What is the most difficult puzzle ever solved blindfolded?


----------



## Muesli (Oct 17, 2009)

curious said:


> What is the most difficult puzzle ever solved blindfolded?



I'd imagine something like the Golden Cube or Mirror blocks. Anything without colours or raised edges to memorise.


----------



## MatsBergsten (Oct 17, 2009)

curious said:


> What is the most difficult puzzle ever solved blindfolded?



Maybe this is thread kidnapping or what you call it. But I think the best answer to this
may come from Mike. What is hardest, a 7x7 or a Megaminx? Or of course your 2-7 bld relay?


----------



## fanwuq (Oct 17, 2009)

5:22.51
Memo around 3 minutes.
It has been many months before I attempted this.


----------



## Novriil (Oct 17, 2009)

My blindfold PB 4:19.46


----------



## Kian (Oct 17, 2009)

Musli4brekkies said:


> curious said:
> 
> 
> > What is the most difficult puzzle ever solved blindfolded?
> ...



Umm, you don't even have to memorize a Mirror Blocks cube to solve it blindfolded. 

I agree with Mats, the hardest individual puzzle I know of solve blindfolded has to be 7x7 or Megaminx, but Mike can tell us which is harder.


----------



## Mike Hughey (Oct 17, 2009)

Musli4brekkies said:


> curious said:
> 
> 
> > What is the most difficult puzzle ever solved blindfolded?
> ...



Huh? You can solve these without a memorization phase! People were solving mirror blocks blindfolded as soon as they came out.

Mats, I thought megaminx was significantly more unpleasant than 7x7x7, but 7x7x7 is probably a little harder. But overall, we have to consider that different puzzles are simply different. I'm really looking forward to learning my approach to square-1. I think I've demonstrated it will work, and it should be fairly fast, but it will probably be the toughest BLD method I will have ever learned, by far.


----------



## cookingfat (Oct 17, 2009)

Mike Hughey said:


> Musli4brekkies said:
> 
> 
> > curious said:
> ...



Since this is a spontaneous 'post your blind solve' thread, I just tried BLD mirror blocks with no inspection and got 7:01.45. I've done better, but it's fun to do.


----------



## curious (Oct 18, 2009)

sorry about going into this thread,
using pochman edges, what is a simple and effective way to memorise the edges?


----------



## Steyler (Oct 18, 2009)

Um I can't even solve BLD... can anyone give me a good tutorial?


----------



## Kian (Oct 18, 2009)

Steyler said:


> Um I can't even solve BLD... can anyone give me a good tutorial?

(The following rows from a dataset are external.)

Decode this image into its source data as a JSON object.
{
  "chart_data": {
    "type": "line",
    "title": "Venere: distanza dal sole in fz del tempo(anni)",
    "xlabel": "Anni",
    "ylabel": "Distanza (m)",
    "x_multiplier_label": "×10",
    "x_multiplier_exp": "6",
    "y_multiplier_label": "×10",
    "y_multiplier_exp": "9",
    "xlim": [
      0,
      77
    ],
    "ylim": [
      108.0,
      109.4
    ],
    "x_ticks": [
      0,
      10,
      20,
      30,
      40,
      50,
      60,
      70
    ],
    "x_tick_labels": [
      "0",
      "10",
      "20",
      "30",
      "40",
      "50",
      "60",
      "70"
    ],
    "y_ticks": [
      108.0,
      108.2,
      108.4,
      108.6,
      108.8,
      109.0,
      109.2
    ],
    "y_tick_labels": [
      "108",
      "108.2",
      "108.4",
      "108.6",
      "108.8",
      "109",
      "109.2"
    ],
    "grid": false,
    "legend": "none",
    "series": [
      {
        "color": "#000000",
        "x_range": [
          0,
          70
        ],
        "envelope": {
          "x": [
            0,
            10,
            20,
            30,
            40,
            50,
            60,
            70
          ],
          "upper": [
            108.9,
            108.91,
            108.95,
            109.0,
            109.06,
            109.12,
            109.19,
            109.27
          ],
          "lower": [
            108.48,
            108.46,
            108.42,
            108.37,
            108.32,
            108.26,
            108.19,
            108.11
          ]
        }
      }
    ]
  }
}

http://solvethecube.110mb.com/index.php?location=blindfold


----------



## MatsBergsten (Oct 18, 2009)

curious said:


> sorry about going into this thread,
> using pochman edges, what is a simple and effective way to memorise the edges?

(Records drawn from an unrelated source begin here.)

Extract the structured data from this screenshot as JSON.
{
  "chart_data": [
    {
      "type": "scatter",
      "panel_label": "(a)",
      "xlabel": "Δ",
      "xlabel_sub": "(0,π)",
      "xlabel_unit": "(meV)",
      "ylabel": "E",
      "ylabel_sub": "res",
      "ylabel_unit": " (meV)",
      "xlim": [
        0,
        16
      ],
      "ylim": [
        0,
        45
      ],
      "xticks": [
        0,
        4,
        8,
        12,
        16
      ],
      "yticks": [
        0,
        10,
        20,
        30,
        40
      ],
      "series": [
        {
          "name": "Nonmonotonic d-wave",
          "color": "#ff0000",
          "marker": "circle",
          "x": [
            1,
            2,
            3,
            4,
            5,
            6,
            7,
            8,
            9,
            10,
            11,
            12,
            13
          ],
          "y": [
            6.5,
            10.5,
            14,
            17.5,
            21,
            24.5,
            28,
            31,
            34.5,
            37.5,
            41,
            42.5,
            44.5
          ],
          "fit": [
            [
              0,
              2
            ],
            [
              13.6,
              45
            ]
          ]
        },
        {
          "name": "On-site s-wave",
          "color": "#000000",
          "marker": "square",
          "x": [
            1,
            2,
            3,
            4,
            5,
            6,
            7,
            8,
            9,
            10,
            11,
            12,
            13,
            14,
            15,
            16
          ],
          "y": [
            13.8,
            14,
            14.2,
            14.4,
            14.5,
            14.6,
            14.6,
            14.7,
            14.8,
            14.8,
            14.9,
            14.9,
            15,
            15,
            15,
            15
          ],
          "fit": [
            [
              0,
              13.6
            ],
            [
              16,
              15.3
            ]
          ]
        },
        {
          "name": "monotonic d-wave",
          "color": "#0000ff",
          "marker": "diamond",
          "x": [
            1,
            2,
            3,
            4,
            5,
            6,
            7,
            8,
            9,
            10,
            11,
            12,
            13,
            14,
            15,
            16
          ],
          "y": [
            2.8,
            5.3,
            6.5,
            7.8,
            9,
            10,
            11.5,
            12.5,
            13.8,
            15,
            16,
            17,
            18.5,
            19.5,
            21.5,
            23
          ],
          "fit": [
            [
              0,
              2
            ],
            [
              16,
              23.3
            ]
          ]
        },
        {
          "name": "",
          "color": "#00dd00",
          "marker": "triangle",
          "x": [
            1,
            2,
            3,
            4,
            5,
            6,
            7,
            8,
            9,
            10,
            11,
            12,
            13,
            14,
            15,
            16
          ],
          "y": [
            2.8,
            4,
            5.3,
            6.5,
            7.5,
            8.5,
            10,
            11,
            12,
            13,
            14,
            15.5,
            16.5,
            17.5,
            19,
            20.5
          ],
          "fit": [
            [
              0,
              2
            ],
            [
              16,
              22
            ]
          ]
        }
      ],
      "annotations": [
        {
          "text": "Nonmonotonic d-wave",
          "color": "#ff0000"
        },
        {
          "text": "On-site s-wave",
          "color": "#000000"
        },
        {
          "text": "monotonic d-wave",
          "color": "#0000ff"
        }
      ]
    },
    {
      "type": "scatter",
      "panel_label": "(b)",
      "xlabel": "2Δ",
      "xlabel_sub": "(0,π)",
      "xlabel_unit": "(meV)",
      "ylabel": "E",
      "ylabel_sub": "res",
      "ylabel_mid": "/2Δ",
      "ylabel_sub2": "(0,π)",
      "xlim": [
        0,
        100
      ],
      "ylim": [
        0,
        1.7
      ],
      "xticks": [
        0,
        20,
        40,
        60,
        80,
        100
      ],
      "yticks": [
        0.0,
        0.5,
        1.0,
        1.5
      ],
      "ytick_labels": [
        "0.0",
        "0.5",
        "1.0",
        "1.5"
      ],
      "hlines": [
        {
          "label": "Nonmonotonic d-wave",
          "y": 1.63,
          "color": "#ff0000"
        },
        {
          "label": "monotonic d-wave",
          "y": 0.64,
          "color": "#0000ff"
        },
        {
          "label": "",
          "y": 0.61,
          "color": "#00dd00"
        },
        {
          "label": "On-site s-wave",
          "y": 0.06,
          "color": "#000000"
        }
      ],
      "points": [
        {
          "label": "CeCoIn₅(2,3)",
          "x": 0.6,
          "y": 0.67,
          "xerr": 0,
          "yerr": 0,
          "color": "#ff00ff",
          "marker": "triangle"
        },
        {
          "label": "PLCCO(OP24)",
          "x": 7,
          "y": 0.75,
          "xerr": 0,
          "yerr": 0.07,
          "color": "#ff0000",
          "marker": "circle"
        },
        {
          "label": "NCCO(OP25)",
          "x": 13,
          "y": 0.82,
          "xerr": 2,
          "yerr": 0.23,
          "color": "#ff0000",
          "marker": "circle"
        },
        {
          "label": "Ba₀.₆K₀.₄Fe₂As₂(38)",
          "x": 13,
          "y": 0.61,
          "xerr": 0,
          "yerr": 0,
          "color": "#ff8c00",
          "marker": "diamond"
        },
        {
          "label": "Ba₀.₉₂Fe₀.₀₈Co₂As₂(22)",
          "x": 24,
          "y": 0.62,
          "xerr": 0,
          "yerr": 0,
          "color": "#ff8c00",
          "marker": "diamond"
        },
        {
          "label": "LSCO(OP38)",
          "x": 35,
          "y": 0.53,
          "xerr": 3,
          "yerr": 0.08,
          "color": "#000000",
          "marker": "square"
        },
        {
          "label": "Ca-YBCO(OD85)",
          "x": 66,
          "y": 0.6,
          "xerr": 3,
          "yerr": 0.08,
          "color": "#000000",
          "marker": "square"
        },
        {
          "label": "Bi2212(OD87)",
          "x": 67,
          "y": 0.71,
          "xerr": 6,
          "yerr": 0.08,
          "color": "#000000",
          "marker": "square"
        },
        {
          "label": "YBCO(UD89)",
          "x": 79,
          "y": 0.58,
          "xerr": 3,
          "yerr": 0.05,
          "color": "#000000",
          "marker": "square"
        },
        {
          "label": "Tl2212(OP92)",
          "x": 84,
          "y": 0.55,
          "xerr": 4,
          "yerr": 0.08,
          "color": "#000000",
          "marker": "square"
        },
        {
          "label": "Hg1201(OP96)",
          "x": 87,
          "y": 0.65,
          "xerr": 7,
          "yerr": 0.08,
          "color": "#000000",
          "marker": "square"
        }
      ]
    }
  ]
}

It is individual. Some do it best visually. Some remembers colours. Some makes numbers of the cubies and some letters or names. Try out and see what is best for yourself.


----------



## Novriil (Oct 18, 2009)

curious said:


> sorry about going into this thread,
> using pochman edges, what is a simple and effective way to memorise the edges?



I made a short tutorial on that (edges and corners): http://www.youtube.com/watch?v=ZFpWuAuiDns

I hope that you can understand it.


----------



## DavidWoner (Oct 18, 2009)

I keep meaning to try sq2 BLD, though it will probably be easier than sq1 BLD, since I can just comm everything.


----------



## Tim Major (Oct 18, 2009)

Mike Hughey said:


> Musli4brekkies said:
> 
> 
> > curious said:
> ...


I agree about the first part, but for the second part, I think Pyra would be very easy as most human made solutions only contain 8-14 moves, or *maybe* under 8 if you really planned on a relatively good scramble.


----------



## jonathan90 (Nov 17, 2009)

Hi¡¡¡¡
I´m new 
5:17.15, bad, bad, bad :-(


----------